Als gevolg hiervan is er een potentiaalverschil langs het axon. Er treden ladingsverschuivingen op die het membraanpotentiaal van de volgende zenuwvezel positief beïnvloeden. Naast de overdracht van actiepotentialen in het perifere zenuwstelsel vindt ook de overdracht van impulsen in het centrale zenuwstelsel plaats via de beschreven processen.
Uw medicatie vindt u hier
➔ Geneesmiddelen voor paresthesie en stoornissen in de bloedsomloopZiekten en aandoeningen
Als het perifere zenuwkostuum en dus de zenuwgeleiding in de individuele zenuwbanen beschadigd is, kunnen gevoelloosheid en zelfs motorische stoornissen optreden.
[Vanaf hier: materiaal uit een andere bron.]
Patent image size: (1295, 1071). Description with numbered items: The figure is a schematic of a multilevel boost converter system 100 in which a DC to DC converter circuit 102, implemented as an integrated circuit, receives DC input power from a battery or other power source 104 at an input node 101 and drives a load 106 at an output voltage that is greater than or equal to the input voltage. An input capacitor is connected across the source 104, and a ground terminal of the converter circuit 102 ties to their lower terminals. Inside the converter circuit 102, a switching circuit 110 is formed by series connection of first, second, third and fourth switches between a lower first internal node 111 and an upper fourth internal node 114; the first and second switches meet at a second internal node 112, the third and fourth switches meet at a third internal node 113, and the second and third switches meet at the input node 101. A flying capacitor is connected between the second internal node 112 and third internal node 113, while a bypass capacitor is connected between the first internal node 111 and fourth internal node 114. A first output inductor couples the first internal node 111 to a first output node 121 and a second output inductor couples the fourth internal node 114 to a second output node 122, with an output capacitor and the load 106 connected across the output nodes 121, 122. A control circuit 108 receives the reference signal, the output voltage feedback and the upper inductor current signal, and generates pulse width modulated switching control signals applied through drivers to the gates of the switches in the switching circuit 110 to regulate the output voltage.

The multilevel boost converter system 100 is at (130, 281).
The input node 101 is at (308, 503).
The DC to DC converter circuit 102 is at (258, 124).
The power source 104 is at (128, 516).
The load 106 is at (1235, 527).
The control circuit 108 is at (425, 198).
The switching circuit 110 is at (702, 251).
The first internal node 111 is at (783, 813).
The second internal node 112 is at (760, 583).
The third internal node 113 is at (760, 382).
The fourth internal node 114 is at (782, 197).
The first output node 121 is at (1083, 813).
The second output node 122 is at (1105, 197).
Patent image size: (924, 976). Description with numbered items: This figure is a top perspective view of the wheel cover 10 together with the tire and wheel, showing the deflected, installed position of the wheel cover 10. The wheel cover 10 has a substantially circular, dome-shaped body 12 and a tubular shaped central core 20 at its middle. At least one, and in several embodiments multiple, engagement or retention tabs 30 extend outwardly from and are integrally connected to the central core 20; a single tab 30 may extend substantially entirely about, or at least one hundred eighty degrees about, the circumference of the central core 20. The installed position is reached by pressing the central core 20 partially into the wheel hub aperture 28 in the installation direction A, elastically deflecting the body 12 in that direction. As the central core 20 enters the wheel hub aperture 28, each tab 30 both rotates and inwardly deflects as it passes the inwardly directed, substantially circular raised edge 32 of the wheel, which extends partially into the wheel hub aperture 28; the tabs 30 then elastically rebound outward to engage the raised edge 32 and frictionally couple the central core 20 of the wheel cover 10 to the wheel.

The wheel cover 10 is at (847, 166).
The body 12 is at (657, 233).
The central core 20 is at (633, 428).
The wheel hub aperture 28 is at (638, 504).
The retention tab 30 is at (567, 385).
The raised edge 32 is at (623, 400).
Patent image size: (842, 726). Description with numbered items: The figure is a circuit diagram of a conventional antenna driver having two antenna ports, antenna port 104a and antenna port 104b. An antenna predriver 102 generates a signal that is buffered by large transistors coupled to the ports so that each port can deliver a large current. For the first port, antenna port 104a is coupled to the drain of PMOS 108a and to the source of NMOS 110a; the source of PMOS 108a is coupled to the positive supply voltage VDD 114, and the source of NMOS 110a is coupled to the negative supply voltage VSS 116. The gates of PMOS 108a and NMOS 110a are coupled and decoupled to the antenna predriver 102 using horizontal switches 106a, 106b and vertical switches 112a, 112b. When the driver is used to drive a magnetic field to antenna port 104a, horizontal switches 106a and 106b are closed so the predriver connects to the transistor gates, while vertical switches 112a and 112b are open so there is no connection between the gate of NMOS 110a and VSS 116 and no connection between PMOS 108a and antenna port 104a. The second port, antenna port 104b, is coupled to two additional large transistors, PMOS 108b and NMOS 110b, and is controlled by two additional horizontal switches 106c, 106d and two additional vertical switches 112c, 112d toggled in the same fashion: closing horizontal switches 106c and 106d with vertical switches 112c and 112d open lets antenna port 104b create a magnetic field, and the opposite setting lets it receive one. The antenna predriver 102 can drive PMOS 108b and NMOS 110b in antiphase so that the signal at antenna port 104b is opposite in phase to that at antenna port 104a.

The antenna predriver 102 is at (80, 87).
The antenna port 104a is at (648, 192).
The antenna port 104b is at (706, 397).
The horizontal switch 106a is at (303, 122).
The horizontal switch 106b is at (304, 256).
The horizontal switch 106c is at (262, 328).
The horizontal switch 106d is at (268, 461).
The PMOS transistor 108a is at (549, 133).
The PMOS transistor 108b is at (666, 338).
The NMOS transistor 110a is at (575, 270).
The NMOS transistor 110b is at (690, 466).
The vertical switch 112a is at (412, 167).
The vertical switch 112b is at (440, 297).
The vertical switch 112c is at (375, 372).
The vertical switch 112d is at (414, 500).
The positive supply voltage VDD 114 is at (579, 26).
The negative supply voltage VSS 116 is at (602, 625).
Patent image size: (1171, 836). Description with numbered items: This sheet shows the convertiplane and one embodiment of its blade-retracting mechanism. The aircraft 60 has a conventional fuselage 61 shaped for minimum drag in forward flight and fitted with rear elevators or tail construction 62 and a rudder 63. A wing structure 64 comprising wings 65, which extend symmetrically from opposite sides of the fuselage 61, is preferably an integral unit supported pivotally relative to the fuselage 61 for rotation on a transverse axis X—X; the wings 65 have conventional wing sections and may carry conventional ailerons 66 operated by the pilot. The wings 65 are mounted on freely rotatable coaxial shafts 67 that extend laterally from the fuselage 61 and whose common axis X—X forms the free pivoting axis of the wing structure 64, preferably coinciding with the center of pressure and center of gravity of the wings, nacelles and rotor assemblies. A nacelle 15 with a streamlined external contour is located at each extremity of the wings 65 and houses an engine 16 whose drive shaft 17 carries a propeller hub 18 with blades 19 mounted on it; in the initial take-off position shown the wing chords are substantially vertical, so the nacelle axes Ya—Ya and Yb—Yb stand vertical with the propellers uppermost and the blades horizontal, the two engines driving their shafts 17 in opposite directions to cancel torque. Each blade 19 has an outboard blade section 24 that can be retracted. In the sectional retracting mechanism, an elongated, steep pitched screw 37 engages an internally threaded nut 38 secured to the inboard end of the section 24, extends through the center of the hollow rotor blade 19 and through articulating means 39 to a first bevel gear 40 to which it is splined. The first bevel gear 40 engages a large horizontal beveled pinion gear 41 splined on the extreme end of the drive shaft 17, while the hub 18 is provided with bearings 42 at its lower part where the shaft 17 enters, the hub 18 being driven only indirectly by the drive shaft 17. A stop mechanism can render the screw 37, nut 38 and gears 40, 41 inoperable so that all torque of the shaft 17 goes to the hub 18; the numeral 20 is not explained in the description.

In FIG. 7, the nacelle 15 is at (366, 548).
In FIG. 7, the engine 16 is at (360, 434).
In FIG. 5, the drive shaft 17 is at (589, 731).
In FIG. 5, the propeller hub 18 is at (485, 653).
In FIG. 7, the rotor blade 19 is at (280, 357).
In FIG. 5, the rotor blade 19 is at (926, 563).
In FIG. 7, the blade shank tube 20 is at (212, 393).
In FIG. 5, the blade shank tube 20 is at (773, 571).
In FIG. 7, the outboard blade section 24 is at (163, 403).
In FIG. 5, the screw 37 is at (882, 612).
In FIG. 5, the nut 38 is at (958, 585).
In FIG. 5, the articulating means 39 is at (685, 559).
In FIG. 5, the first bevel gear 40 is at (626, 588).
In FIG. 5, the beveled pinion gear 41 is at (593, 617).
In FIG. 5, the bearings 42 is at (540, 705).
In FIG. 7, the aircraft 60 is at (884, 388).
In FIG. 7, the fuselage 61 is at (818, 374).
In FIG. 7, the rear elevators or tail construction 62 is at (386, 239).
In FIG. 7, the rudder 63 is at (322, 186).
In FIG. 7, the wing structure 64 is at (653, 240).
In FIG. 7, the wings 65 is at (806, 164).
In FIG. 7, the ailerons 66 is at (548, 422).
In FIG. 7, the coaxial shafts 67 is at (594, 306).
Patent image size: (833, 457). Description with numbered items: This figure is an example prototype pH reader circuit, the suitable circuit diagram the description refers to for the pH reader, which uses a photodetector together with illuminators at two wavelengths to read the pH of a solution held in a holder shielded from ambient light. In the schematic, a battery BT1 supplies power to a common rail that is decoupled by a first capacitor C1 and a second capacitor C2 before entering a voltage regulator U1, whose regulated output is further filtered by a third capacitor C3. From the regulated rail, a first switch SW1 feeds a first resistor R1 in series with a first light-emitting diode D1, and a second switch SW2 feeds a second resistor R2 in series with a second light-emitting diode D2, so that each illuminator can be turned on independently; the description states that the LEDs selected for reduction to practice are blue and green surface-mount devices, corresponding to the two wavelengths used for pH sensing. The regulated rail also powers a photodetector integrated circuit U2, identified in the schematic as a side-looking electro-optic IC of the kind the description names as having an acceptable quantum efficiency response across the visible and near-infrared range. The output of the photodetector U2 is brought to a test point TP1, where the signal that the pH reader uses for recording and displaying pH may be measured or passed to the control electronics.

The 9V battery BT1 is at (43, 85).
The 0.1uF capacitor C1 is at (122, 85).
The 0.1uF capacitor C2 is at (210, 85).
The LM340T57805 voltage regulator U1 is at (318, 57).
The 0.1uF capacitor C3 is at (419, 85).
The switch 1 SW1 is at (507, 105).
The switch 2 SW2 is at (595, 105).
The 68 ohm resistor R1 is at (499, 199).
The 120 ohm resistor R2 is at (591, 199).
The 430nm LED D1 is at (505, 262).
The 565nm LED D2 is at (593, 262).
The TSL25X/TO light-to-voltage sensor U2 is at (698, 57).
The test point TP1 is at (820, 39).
Schade aan de zenuwbanen verschijnt als vertraagde zenuwgeleidingssnelheden. Een van de bekendste ziekten in deze context is polyneuropathie. In de context van polyneuropathieën wordt informatie in de hersenen en uit de hersenen in het lichaam slechts langzaam, niet of in ieder geval onvolledig overgedragen. De reden hiervoor zijn beschadigde zenuwbanen die de informatiestroom belemmeren.
Er zijn verschillende oorzaken voor dit fenomeen. De geneeskunde maakt fundamenteel onderscheid tussen verworven en aangeboren polyneuropathieën. Verworven vormen van de ziekte kunnen bijvoorbeeld worden toegeschreven aan toxines of ontstekingen en schadelijke stofwisselingsproducten. Aangeboren varianten zijn daarentegen genetisch bepaald. Hoge alcoholconsumptie en slechte voeding zijn de meest voorkomende triggers van verworven polyneuropathie. Zowel de bloedsuikerspiegel als de stofwisselingsproducten van de afbraak van alcohol tasten de zenuwen aan en kunnen deze beschadigen.
Infecties zoals lepra kunnen ook in verband worden gebracht met polyneuropathieën. Bij sommige infecties met een polyneuropathie blijft de ziekteverwekker zelfs onopgemerkt. Dit is bijvoorbeeld het geval bij het Guillain-Barré-syndroom. Bij deze ziekte treden plotseling ontstekings- en ontstekingsveranderingen in het perifere zenuwstelsel op, waarvan de meeste beginnen bij de zenuwwortels op het ruggenmerg.
Nog gebruikelijker dan polyneuropathie is het carpaaltunnelsyndroom, dat meestal wordt veroorzaakt door drukschade aan de medianuszenuw van de pols.
Demyeliniserende ziekten van het centrale zenuwstelsel moeten worden onderscheiden van de genoemde ziekten, die de zenuwgeleiding aantasten door de afbraak van isolerend myeline in controlecentra zoals de hersenen. Een van de bekendste van deze ziekten is de degeneratieve ziekte multiple sclerose. Neuropathieën zoals acute motorische axonale neuropathie vallen ook in dit gebied.